Often described as a throbbing pain that strikes the meat of the heel and radiates outward, plantar fasciitis is one of the most common foot conditions in the U.S. Roughly 2 million Americans suffer from it, and it can last anywhere from a few weeks to several months at a stretch. In some cases, it can even be a chronic ailment.
The plantar fascia is a fan-shaped band of connective tissue that runs along the underside of the foot, spanning the arch and attaching at the heel and between the bones of the toes. Plantar fasciitis results when that connective tissue is somehow injured or inflamed—a common occurrence among those who engage in “repetitive impact activities” like running, says Dr. Joan Williams, a foot and ankle surgeon at the University of California Los Angeles Medical Center.
“People will start to notice some soreness in the heel after a run, but they tough it out and run through it,” she explains. That’s bad. “Inflammation and swelling and irritation of the plantar fascia cause the pain,” she says, and all of them tend to get worse if a person keeps training.
Running can also cause microscopic tears in the plantar fascia. If those tears aren’t given enough time to heal, they can become painful, says Dr. James Gladstone, an associate professor of orthopedics at the Icahn School of Medicine at Mount Sinai.
Gladstone says the foot’s connective tissues and muscles are in a constant state of breakdown and regeneration—processes that are usually in equilibrium. “But if you’re over-training, your body isn’t able to maintain the build-up part, and so you start breaking down and getting all these overuse injuries like plantar fasciitis,” he says. A sedentary lifestyle, old age and obesity are also risk factors for the condition, which turns up in 7% of adults 65 and older.
It’s important to note that—much like the terms “headache” or “indigestion”—plantar fasciitis refers to a symptom that can stem from a variety of different underlying causes. While overuse injuries and stress fractures to the bones of the heel can produce heel pain, so can an overly tight Achilles tendon, says Dr. Casey Humbyrd, an assistant professor of orthopaedic surgery and chief of the Foot and Ankle Division at Johns Hopkins Medicine. “In flat-footed individuals, loss of arch support can also be a contributing factor,” she adds.
Because the specific causes of heel pain can be tricky to diagnose, doctors usually start out plantar fasciitis patients on a range of conservative treatments designed to manage the pain and induce healing.
First and foremost, athletes who are experiencing heel pain need to rest. “I tell patients to stop running for 4 to 6 weeks,” Williams says. “It can be hard to get runners to stop, but continuing to run can make the issue worse.”
Along with rest, Williams recommends stretches that target the calf, Achilles, and plantar fascia—like pulling the toes back toward the shin. Especially first thing in the morning or after long periods of sitting or lying down—times when foot muscles and connective tissues tighten up—stretching can help limit plantar fasciitis pain, she says.
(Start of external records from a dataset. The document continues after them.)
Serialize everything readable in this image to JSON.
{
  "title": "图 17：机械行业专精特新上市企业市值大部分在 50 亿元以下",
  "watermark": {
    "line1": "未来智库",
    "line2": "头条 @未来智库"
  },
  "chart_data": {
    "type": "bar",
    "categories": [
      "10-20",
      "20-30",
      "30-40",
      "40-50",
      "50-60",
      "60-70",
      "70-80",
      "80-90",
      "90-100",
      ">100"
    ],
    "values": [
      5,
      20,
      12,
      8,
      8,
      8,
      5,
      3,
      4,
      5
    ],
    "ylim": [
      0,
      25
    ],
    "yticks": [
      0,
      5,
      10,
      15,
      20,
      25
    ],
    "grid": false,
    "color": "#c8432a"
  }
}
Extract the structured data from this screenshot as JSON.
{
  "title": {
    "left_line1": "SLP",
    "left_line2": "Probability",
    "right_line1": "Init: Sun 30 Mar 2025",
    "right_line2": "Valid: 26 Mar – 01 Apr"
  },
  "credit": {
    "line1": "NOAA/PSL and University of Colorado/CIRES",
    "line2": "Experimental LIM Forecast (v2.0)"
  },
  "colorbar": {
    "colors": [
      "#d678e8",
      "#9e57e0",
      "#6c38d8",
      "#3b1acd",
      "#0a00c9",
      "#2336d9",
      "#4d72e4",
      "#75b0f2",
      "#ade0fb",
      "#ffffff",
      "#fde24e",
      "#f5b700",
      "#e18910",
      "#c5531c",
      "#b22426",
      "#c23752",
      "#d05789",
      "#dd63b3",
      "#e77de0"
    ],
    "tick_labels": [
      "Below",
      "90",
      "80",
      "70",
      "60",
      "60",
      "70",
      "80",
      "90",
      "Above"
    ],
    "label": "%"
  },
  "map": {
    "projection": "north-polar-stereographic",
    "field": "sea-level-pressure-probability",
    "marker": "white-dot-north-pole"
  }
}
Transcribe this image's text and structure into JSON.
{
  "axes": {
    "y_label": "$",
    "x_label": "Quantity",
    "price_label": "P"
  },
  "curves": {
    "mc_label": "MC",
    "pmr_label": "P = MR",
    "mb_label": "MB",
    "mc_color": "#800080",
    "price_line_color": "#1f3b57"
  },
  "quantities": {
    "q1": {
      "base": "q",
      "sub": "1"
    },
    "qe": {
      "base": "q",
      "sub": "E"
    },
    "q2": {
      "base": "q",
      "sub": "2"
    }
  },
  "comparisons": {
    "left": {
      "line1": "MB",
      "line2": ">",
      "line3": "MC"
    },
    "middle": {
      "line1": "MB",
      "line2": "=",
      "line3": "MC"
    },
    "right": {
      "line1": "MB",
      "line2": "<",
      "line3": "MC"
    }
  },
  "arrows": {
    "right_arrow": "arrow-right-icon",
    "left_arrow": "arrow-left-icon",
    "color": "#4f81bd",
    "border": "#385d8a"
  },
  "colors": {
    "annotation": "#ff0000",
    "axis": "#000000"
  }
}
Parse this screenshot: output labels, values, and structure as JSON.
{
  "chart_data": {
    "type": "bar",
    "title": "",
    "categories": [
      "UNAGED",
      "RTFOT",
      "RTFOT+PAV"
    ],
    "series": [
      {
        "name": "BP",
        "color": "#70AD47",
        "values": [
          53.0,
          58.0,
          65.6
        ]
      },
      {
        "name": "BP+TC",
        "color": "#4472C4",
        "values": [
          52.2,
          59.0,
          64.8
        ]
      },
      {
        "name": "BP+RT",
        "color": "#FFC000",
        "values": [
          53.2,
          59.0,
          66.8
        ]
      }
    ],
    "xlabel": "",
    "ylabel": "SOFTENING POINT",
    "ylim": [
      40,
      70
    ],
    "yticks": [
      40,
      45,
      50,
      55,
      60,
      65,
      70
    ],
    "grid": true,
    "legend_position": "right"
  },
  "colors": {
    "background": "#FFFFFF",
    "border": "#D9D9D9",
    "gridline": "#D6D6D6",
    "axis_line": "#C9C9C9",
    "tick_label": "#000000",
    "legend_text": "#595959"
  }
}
Arch-supporting heel inserts can also help by taking some pressure off the plantar fascia and the Achilles, though too-high inserts can actually add tension and make things worse, Gladstone says. Rolling a ball along the sole of the foot can also help stretch the plantar fascia and keep the foot’s arch limber.
In severe plantar fasciitis cases or those that haven’t responded to earlier treatments, anti-inflammatory injections may help. Surgery is also sometimes (though rarely) warranted to remove a bone deformity or to loosen inflexible muscles.
But a growing number of doctors are employing focused, extracorporeal shockwave therapy (ESWT) or related sound wave treatments to help initiate repair and regrowth of the damaged facia. “Both bombard the area and cause microtrauma to stimulate the healing response,” says Dr. Amol Saxena, sports medicine editor of the journal International Advances in Foot & Ankle Surgery and a podiatrist specializing in sports medicine at the Palo Alto Medical Foundation.
The plantar fascia is an area of the foot that doesn’t get much blood flow, and so the body’s ability to heal degenerative injuries—the kind that result from years of pounding pavement—is often limited, Saxena says. Shockwave and sound wave therapies pull blood to the plantar fascia, which facilitates the body’s built-in repair processes. “These [treatments] have the highest level of evidence for anything we do for plantar fasciitis,” Saxena says, citing some of his own research on the procedures.
Patients who undergo these wave therapies typically require three treatment sessions spaced a week apart, and sometimes a follow-up treatment six weeks to three months down the road, he says. The treatments cause some short-term pain—shockwave more so than sound wave—and insurance doesn’t cover them in most cases. (Saxena says the treatments, in total, can cost anywhere from $400 to a couple thousand.) It also takes about three months for the tissue “remodeling” to be complete and for symptoms to subside.
“But shock wave is the closest thing we have to a miracle cure,” he says.